A statistically significant improvement in rPFS for olaparib with abiraterone compared to placebo with abiraterone in the intent-to-treat (ITT) population was observed. An exploratory subgroup analysis in the 85 patients with BRCAm (11% of ITT population) demonstrated a median rPFS that was not reached in the olaparib with abiraterone arm compared to 8 months (95% CI: 6, 15) for those receiving placebo with abiraterone (HR: 0.24 [95% CI: 0.12, 0.45]). The OS HR in these patients was 0.30 (95% CI: 0.15, 0.59). In the 711 patients (89% of ITT population) without BRCAm, the rPFS HR was 0.77 (95% CI: 0.63, 0.96) and the OS HR was 0.92 (95% CI: 0.74, 1.14), suggesting that the improvement in rPFS observed in the ITT population was primarily attributable to patients with BRCAm.
The most common adverse reactions (>=10%) in patients receiving olaparib plus abiraterone were anemia (48%), fatigue (38%), nausea (30%), diarrhea (19%), decreased appetite (16%), lymphopenia (14%), dizziness (14%), and abdominal pain (13%).
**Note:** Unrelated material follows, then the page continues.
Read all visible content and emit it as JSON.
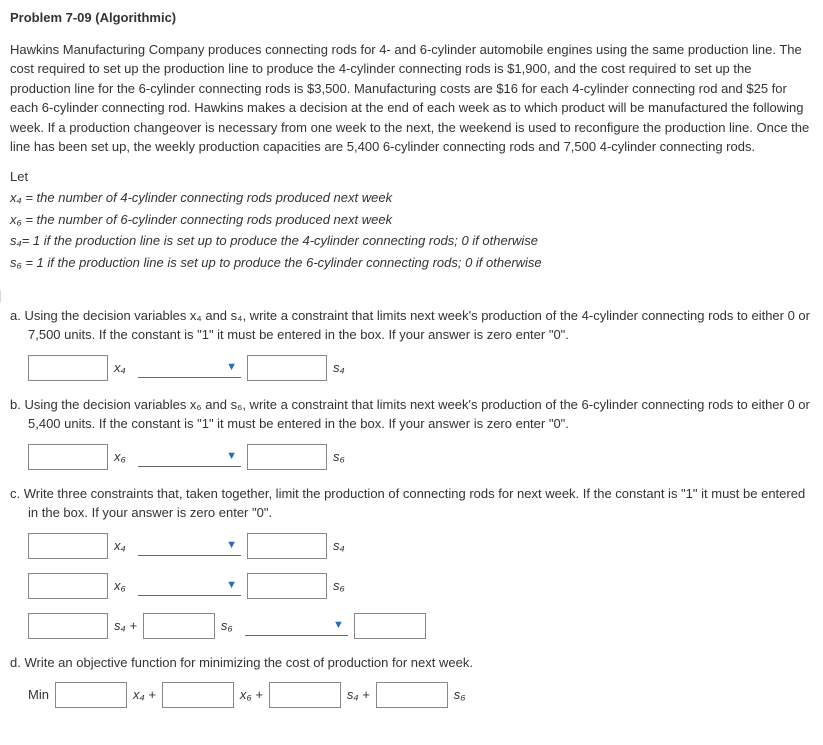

Seventy-two patients (18%) required at least one blood transfusion and 46 (12%) required multiple transfusions.
The recommended olaparib dose is 300 mg taken orally twice daily with or without food. The recommended abiraterone dose is 1,000 mg taken orally once daily. Abiraterone should be administered with prednisone or prednisolone 5 mg orally twice daily. Patients should also receive a GnRH analog concurrently or should have had a prior bilateral orchiectomy.